Mais elles s’éloignèrent. Clay devina qu’elles allaient s’embusquer à leurs fenêtres. Il haussa les épaules. Ces gonzesses, jeunes ou vieilles, étaient toutes les mêmes. Elles aimaient les sales histoires comme les mouches aiment la charogne.
— Alors ? demanda-t-il d’un ton volubile.
— Maqué, c'était oun dramé ! Gesté nouité, yé entendou oun grandé cri… Jé mé souis mis à ma fénestra ; oun homme sortait dé chez Malisson… Il courait…
— Vous êtes entré ? demanda Clay.
— Niente ! Jé appelé lé vioux, parsonne m’y répondre… Jé n’ai pas osé rentrate. Madré de Dios !
Il se signa.
— O.K., fit le policier… Attendez-moi là.
Il essaya de pousser la porte du magasin et comprit alors pourquoi le Sicilien n’était pas entré, non plus que les commères. Le malfaiteur présumé, en partant, avait tiré la porte à lui ; celle-ci s’était refermée ; le bec-de-cane se trouvant à l’intérieur, on ne pouvait l’ouvrir de l’extérieur.
Clay sortit son pistolet et donna un coup de crosse dans la vitre à travers la grille du volet. Il y eut un fracas de verre brisé.
Il passa alors la main à travers la porte et actionna le bec-de-cane. La porte s’ouvrit… Il entra.
Le magasin était obscur mais une lumière venait de l’arrière-boutique. Clay s’y dirigea.
Le vieux prêteur sur gages était étendu par terre, la tête dans une mare de sang. Une bouteille brisée gisant à ses côtés expliquait clairement comment on l’avait descendu. En effet, une plaie béait au-dessus de sa nuque.
Clay avait vu suffisamment de meurtres pour ne pas s’émouvoir outre mesure. Il posa la main sur la poitrine du vieillard ; le cœur ne battait plus.
Il regarda autour de lui : il n’y avait nulle trace de violences, excepté le crime lui-même. Donc il n’y avait pas eu lutte. Rien ne semblait indiquer que le criminel eut fouillé le local.
Clay aperçut un coffre dans un coin de la pièce. Un coffre très simple, plutôt une sorte de placard blindé fermant par une simple serrure de sûreté. Ce coffre n’avait pas été forcé.
Certainement le prêteur sur gages, comme beaucoup de ses confrères, se livrait-il au recel.
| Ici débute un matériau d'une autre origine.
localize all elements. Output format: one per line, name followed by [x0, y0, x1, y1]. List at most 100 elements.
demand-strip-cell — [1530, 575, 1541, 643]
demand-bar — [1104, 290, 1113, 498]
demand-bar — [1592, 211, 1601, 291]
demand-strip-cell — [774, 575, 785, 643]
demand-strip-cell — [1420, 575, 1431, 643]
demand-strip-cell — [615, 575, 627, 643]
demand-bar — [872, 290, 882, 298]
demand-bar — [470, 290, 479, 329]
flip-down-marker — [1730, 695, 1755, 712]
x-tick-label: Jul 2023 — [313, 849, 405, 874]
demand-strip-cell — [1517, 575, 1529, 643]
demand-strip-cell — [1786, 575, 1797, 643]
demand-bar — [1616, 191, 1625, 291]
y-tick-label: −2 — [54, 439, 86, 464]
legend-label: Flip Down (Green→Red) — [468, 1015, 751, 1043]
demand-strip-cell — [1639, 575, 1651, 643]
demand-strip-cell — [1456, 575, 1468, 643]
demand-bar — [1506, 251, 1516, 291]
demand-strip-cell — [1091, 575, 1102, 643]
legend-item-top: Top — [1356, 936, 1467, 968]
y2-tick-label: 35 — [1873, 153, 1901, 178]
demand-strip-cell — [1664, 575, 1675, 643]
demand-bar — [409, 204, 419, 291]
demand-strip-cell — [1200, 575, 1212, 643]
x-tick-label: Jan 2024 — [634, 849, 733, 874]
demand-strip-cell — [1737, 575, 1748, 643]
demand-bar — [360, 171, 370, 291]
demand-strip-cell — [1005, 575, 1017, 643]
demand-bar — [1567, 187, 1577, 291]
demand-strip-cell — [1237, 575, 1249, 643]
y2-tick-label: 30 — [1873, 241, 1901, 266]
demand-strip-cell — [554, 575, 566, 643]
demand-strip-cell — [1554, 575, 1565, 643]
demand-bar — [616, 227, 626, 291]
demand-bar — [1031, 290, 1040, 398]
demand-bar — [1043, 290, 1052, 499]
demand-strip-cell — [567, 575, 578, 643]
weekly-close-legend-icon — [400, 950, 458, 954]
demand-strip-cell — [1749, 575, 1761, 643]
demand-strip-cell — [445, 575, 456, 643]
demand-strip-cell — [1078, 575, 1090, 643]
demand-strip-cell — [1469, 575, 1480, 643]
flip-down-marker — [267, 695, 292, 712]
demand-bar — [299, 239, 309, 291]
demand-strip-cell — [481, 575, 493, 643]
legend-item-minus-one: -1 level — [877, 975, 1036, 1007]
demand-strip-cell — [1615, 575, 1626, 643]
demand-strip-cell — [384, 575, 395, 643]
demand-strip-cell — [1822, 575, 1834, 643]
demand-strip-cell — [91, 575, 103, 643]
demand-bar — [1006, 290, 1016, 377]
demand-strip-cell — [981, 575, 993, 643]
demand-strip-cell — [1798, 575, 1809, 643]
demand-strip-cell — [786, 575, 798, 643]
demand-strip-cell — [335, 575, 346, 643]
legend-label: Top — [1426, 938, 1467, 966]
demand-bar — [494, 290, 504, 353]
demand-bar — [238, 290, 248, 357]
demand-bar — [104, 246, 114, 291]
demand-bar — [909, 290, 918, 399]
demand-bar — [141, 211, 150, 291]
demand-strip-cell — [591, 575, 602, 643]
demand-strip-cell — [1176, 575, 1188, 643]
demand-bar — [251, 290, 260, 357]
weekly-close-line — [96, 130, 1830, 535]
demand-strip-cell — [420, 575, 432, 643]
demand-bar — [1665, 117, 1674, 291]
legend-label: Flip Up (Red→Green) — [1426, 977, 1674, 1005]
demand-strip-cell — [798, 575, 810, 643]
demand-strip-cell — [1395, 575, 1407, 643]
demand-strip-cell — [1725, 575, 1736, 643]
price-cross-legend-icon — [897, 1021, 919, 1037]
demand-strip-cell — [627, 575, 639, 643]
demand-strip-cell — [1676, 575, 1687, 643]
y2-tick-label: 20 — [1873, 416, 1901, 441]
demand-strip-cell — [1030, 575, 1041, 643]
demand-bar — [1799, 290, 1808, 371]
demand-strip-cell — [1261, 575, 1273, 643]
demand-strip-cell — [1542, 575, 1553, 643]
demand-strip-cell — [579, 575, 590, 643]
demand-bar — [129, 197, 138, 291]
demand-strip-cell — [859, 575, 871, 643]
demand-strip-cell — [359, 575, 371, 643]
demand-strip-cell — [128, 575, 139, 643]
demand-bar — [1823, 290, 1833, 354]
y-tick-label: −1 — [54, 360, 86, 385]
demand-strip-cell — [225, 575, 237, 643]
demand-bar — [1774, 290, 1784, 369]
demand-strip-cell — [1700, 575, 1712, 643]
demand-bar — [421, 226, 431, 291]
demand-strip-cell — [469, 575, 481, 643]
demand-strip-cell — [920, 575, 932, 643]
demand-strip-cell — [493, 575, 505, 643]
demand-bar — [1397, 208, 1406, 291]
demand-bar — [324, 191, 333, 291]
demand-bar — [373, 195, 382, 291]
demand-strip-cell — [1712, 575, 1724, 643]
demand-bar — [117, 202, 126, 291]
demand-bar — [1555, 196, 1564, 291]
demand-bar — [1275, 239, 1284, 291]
Un filou lui avait apporté un bijou quelconque, ce qui expliquait qu’il l’eût reçu en pleine nuit. Ils n’avaient pas dû se mettre d’accord sur le prix. La discussion s’était envenimée. Le vieillard devait exploiter honteusement la situation ; sans doute son « client » était-il un débutant qu’il avait essayé de rouler. Comme l’autre refusait ses conditions, il l’avait peut-être menacé de le dénoncer. Alors le filou, affolé, avait empoigné la bouteille qui se trouvait à portée de main et la lui avait brisée sur le crâne.